6 korban dalam 6 jam
Di depan gereja, jemaah yang mengikuti misa memberikan penghormatan kepada para korban dengan menyalakan lilin di bawah langit gelap.
Enam cerita di antara ribuan kesaksian korban meninggal atau selamat dibagikan. Cerita-cerita tersebut berasal dari:
- Liliosa Hilao, korban perempuan pertama yang tercatat di jenazahnya terdapat memar yang ditandai dengan laras senapan
- Archimedes Trajano, pelajar berusia 21 tahun yang terlempar dari gedung setelah menanyai Imee Marcos karena menjadi ketua nasional Kabataang Barangay sementara ayahnya menjadi presiden
- Mahasiswa Jurnalisme UP Maria Elena Ang, yang mengalami pelecehan seksual selama penahanannya.
- Dr Juan Escandor, yang tengkoraknya dipenuhi kantong plastik kusut, kain lap, dan pakaian dalam setelah dia dibunuh oleh polisi Filipina
- Boyet Mijares, yang dimutilasi pada usia 16 tahun dan dibuang ke luar Manila setelah ditipu untuk bertemu ayahnya lagi (penulis Kediktatoran PernikahanMijares Primitif)
- Pemimpin komunitas Tondo, Trinidad Herrera, yang berulang kali disetrum di bagian pribadinya selama interogasi.
Di tangga di luar gereja, foto-foto hitam-putih para korban dipajang di tribun, bersama dengan gambar judul surat kabar ikonik “FM Menyatakan Darurat Militer”, dan poster-poster yang mendesak masyarakat Filipina untuk “tidak pernah lupa”.
Irene Guitarte, Wakil Presiden Misi dan Pelayanan universitas tersebut, menyampaikan pidato mengenai hak asasi manusia, yang mencerminkan Deklarasi Universal Hak Asasi Manusia PBB dan Alkitab.
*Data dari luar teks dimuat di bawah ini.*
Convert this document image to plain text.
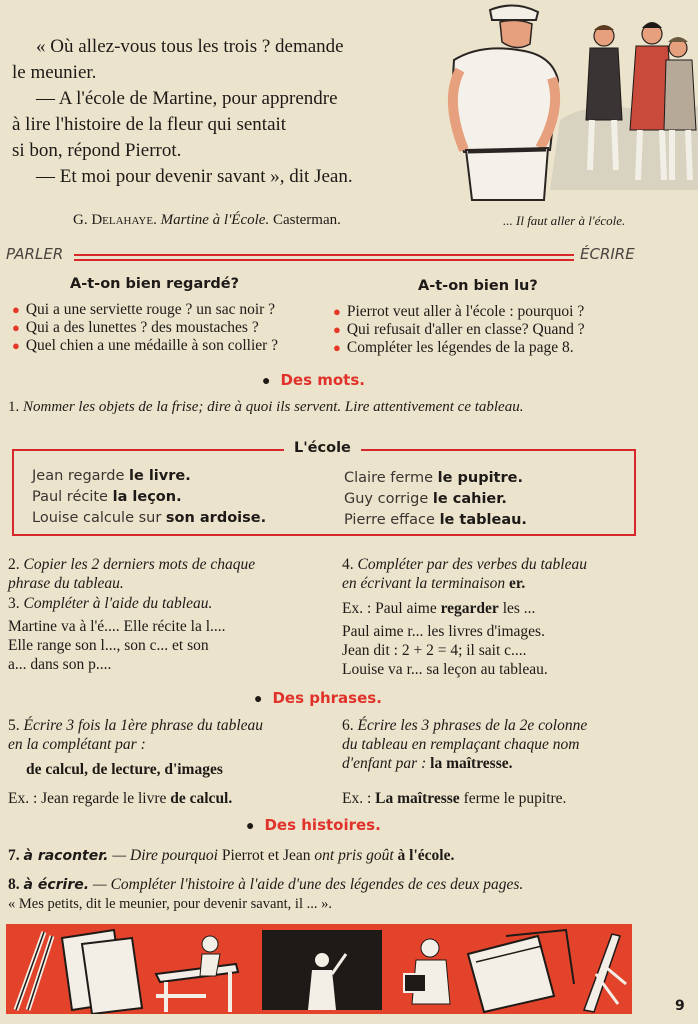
« Où allez-vous tous les trois ? demande
le meunier.
— A l'école de Martine, pour apprendre
à lire l'histoire de la fleur qui sentait
si bon, répond Pierrot.
— Et moi pour devenir savant », dit Jean.
G. Delahaye. Martine à l'École. Casterman.	... Il faut aller à l'école.
PARLER	ÉCRIRE
A-t-on bien regardé?
● Qui a une serviette rouge ? un sac noir ?
● Qui a des lunettes ? des moustaches ?
● Quel chien a une médaille à son collier ?
A-t-on bien lu?
● Pierrot veut aller à l'école : pourquoi ?
● Qui refusait d'aller en classe? Quand ?
● Compléter les légendes de la page 8.
● Des mots.
1. Nommer les objets de la frise; dire à quoi ils servent. Lire attentivement ce tableau.
L'école
Jean regarde le livre.
Paul récite la leçon.
Louise calcule sur son ardoise.
Claire ferme le pupitre.
Guy corrige le cahier.
Pierre efface le tableau.
2. Copier les 2 derniers mots de chaque
phrase du tableau.
3. Compléter à l'aide du tableau.
Martine va à l'é.... Elle récite la l....
Elle range son l..., son c... et son
a... dans son p....
4. Compléter par des verbes du tableau
en écrivant la terminaison er.
Ex. : Paul aime regarder les ...
Paul aime r... les livres d'images.
Jean dit : 2 + 2 = 4; il sait c....
Louise va r... sa leçon au tableau.
● Des phrases.
5. Écrire 3 fois la 1ère phrase du tableau
en la complétant par :
de calcul, de lecture, d'images
Ex. : Jean regarde le livre de calcul.
6. Écrire les 3 phrases de la 2e colonne
du tableau en remplaçant chaque nom
d'enfant par : la maîtresse.
Ex. : La maîtresse ferme le pupitre.
● Des histoires.
7. à raconter. — Dire pourquoi Pierrot et Jean ont pris goût à l'école.
8. à écrire. — Compléter l'histoire à l'aide d'une des légendes de ces deux pages.
« Mes petits, dit le meunier, pour devenir savant, il ... ».
9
“Saat kita bersukacita atas anugerah hidup kita sendiri dan bersyukur atas kebebasan yang kita nikmati, kita
ingat semua yang tidak bebas,” kata Guitarte. “Semoga kita melalui ketaqwaan kita dalam berdoa
terbuka terhadap komitmen dalam praktik.
Kebenaran sejarah
Acara doa diakhiri dengan doa yang disusun oleh Kardinal Luis Anotnio Tagle, DD, dan dibacakan oleh seorang mahasiswa.
“Selamatkan kami dari segala keinginan jahat dan jahat. Beri kami
perdamaian yang timbul dari niat baik (Semoga Engkau menyelamatkan kami dari kejahatan dan perbuatan jahat
bahaya, dan berilah kami kedamaian dan niat baik.),” demikian bunyi doa tersebut.
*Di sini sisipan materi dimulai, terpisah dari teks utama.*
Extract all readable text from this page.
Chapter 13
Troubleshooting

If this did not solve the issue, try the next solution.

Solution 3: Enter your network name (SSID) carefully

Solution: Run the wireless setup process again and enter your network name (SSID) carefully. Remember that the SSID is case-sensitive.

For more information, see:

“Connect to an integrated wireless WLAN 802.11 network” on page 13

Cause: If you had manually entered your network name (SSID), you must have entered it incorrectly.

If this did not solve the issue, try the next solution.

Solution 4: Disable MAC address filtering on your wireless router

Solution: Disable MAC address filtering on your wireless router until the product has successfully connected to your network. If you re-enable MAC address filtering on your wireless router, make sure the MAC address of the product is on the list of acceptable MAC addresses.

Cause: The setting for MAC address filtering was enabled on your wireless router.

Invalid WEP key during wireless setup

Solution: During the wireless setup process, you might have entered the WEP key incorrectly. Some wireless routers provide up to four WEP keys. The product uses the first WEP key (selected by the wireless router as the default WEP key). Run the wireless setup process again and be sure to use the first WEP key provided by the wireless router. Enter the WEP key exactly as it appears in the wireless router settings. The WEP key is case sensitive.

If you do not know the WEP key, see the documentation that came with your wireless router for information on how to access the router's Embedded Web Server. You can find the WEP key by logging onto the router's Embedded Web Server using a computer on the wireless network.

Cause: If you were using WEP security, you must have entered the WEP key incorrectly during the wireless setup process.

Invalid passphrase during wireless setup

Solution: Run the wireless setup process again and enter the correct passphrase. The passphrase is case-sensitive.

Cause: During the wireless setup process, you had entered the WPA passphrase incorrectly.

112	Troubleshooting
“Doa bersama adalah cara kami memperingati para korban,” kata Direktur Program Pelatihan Pelayanan Nasional (NSTP) Xavier Ateneo Dennise Edwina Gonzalez. Gonzalez berharap cerita dan kesaksian ini dapat mendidik para pelajar dan penduduk kota tentang besarnya pelanggaran yang dapat dilakukan oleh pemerintah otoriter. – Rappler.com
Angelo Lorenzo adalah salah satu penggerak terkemuka di Kota Cagayan de Oro. Selain menulis
fiturnya, dia bekerja di unit pemerintah daerah kota.